A good night’s sleep is the most important thing you can give your body. Lack of sleep is linked to early death, fatigue, obesity, chronic illness and poor productivity. Insomnia is a very common problem that is often treated by doctors with pharmaceutical drugs that leave you feeling groggy and do not actually even get you into a deep, reparative sleep.
• Our body temperature drops when we sleep. Try to make sure your bedroom is cool or try cooling the head by putting a damp cloth on your forehead. One study found that insomniacs who wore a cap with cold water circulating inside it actually fell asleep at the rate of a non-insomniac and stayed asleep throughout the night.
• Blood sugar lows during the night may cause your body to wake up in search of glucose. You can avoid this by having a small snack before bed, comprising of fat and slow-releasing carbohydrates. This could be some nuts and berries. You can also avoid refined carbohydrates at dinner time.
• Eliminate caffeine in all forms from your diet. You might to be able to metabolise caffeine efficiently and it could be making you feel wired may hours after you have consumed it.
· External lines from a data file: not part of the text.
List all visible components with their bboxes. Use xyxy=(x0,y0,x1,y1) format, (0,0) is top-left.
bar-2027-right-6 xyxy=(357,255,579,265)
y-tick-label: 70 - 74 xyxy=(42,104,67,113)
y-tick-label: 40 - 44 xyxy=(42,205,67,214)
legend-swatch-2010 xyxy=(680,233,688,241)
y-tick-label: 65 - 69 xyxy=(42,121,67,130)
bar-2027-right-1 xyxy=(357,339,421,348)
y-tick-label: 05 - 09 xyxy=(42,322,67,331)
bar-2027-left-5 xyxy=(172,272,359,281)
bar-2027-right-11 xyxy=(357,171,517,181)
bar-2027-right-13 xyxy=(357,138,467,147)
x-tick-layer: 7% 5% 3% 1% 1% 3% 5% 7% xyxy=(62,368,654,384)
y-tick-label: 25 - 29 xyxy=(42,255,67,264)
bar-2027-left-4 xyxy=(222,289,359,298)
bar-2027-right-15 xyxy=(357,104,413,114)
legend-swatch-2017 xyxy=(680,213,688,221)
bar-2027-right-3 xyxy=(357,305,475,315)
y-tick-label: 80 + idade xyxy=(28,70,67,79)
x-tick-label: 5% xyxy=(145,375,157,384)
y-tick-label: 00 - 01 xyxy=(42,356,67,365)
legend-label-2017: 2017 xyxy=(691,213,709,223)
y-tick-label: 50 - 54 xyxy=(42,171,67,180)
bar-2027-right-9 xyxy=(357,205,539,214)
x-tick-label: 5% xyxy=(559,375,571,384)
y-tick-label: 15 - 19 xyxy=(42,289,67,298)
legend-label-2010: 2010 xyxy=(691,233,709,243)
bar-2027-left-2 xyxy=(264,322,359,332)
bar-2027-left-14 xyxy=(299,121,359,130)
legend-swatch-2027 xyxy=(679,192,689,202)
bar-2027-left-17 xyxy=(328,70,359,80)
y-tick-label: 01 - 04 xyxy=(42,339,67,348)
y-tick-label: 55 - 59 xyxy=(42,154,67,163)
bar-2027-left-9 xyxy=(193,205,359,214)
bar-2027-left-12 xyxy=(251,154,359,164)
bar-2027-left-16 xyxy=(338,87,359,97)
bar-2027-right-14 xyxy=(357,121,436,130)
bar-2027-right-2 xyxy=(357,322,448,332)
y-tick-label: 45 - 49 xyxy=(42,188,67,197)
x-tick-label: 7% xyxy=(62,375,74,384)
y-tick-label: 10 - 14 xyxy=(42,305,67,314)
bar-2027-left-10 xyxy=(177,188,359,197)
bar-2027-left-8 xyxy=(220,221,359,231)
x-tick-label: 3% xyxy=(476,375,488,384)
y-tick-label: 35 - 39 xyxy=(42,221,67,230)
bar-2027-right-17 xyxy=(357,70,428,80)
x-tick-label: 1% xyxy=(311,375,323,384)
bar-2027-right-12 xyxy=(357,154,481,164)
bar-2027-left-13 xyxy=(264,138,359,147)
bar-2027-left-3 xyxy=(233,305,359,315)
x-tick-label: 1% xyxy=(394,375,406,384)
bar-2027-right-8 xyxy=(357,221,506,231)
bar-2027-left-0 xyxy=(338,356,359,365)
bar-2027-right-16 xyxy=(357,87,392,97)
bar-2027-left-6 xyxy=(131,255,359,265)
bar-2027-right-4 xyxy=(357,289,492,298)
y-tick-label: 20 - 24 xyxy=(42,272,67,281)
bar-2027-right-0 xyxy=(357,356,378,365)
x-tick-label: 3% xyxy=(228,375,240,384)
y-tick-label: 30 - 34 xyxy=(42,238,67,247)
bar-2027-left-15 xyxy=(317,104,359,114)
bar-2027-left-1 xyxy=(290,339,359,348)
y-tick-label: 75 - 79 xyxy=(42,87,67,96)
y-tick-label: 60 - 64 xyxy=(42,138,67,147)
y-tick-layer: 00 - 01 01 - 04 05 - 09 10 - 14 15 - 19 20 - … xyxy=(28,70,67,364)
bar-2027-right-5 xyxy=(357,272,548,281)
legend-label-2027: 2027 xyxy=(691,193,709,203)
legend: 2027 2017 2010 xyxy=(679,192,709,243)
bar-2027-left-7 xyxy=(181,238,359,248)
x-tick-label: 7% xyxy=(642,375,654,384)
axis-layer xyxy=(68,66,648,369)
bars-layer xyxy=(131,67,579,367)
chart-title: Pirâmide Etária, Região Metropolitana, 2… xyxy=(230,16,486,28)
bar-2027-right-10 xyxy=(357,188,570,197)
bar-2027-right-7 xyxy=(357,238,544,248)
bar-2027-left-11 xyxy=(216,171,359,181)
Be aware of tea, soft drinks or medications that may contain caffeine.
• Melatonin is a hormone that is produced at night and helps to encourage and regulate sleep. It is produced when it becomes dark in the evening and stops being produced on exposure to light. Due to our modern life we are exposing ourselves to light from computers and TVs well into the night. Turning off electronics 2 hours before bed and making sure that your bedroom is pitch dark may help you to produce more melatonin and sleep better. You might benefit from some melatonin supplements for a few weeks to speed up your production.
• You should avoid drinking alcohol in the evenings as it can cause impaired sleep. It actually stops the body from entering REM sleep and causes disrupted sleep as it is a diuretic and makes you more likely to wake up needing the bathroom.